Call java -cp path-to-saxon9ee.jar
com.saxonica.Validate -xsd:xsd-filename xml-filename.
java -cp ~dbis/XML-Tools/saxon/saxon9ee.jar com.saxonica.Validate -xsd:mondial.xsd mondial.xml
-
SQL Web interface (in addition to the
Mondial tables, the tables mondial, countryXML, cityXML used on the slides exist)
- an online documentation can be found
here.
Note: tomcat is not a full-fledged Web Server (like the Apache Web Server), but a
Web Servlet Container with a simple Web Server. It does not host (plain HTML)
Web pages, but Web Services. Tomcat can be run in an Apache Web Server to have both together.
Here, we deal with tomcat only.
Students can install tomcat on their computers at home, and even install/run it in their accounts on the computers in
the CIP Pool:
- Download Apache tomcat here,
- unpack it in your home directory (it will create a directory tomcatX-Y-Z/), rename the directory just to "tomcat" (or
put a softlink by ln -s tomcatX-Y-Z tomcat),
- first test:
cd tomcat/bin
./startup.sh
look into the logfile: tail -f ~/tomcat/logs/catalina.out
- tomcat is now accessible on port 8080:
Browser: localhost:8080 should show an empty page (while e.g. localhost:8081 says "not found")
- copy e.g. the XQuery/XSLT Demo Servlet
(download)
into tomcat's webapps directory:
cp /afs/informatik.uni-goettingen.de/course/xml-lecture/XML-Tools/xquery-demo.war tomcat/webapps/
cd tomcat/bin
./shutdown.sh don't forget this. Running tomcat twice crashes.
If you forget it, down and up, until it works again.
./startup.sh will unpack the .war automatically.
Watch the logfile: tail -f ~/tomcat/logs/catalina.out
- Browser: localhost:8080/xquery-demo ... and there it is!
- Own servlets are not developped inside tomcat, but anywhere (e.g. using eclipse).
Go to your home directory (or wherever you maintain your source codes) and
get the ServletDemo
(download):
cp /afs/informatik.uni-goettingen.de/course/xml-lecture/servletdemo.zip .
unzip servletdemo.zip
cd servletdemo
there is an ant-file "build.xml" in it. (by the way, ant is written in XML, but now we just want to use it).
Set the CATALINA_HOME environment variable to your tomcat. You can do this by adding
export CATALINA_HOME="/home/YOURNAME/tomcat"
(note: a relative path ~/tomcat will NOT work)
to your .bashrc file, or simply (temporarily) by executing that command now.
Run the build.xml with the deploy target:
ant deploy and it copies its executable into tomcat/webapps.
cd tomcat/bin
./shutdown.sh
./startup.sh
Watch the logfile: tail -f ~/tomcat/logs/catalina.out
Browser: localhost:8080/servletdemo ... and there it is!

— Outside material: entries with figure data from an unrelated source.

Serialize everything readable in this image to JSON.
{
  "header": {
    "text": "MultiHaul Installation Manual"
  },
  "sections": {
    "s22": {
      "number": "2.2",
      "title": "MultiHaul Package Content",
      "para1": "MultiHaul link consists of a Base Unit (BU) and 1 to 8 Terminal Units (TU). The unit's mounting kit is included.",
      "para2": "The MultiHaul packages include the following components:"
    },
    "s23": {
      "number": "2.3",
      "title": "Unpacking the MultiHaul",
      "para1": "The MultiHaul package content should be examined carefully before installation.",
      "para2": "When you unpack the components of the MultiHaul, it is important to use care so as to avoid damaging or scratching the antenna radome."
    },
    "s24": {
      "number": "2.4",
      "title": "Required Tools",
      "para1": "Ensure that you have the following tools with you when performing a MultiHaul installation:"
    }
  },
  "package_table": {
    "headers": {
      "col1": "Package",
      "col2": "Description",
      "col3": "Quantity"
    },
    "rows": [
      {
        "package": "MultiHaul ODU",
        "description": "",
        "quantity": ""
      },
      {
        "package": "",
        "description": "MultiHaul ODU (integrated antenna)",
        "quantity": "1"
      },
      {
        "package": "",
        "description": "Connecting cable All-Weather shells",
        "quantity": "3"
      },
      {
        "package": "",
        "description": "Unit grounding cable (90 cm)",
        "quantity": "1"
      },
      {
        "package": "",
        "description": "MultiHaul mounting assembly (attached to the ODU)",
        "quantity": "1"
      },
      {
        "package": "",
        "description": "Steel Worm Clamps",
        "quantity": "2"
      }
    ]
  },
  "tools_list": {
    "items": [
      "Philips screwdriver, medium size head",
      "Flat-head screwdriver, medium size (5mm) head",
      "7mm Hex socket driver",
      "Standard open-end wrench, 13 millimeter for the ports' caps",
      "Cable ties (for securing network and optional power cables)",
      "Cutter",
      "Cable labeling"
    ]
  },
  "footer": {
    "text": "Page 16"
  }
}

note: you did not even yet need to edit the configuration file in tomcat/conf/server.xml. If the servlet name
is the same as the source code name in the webapps, it is found automatically.
- For Web Service communication between different computers in the CIP Pool, Tomcats running on other
computers in the CIP Pool can be addressed by cip0XX.cip.loc:8080.
You can also run two tomcats on the same computer by installing another one in a directory
tomcat2/. Set the Connector port of the second one to 8081, and its shutdown port (by default set to 8005)
to 8006 in its tomcat2/conf/server.xml.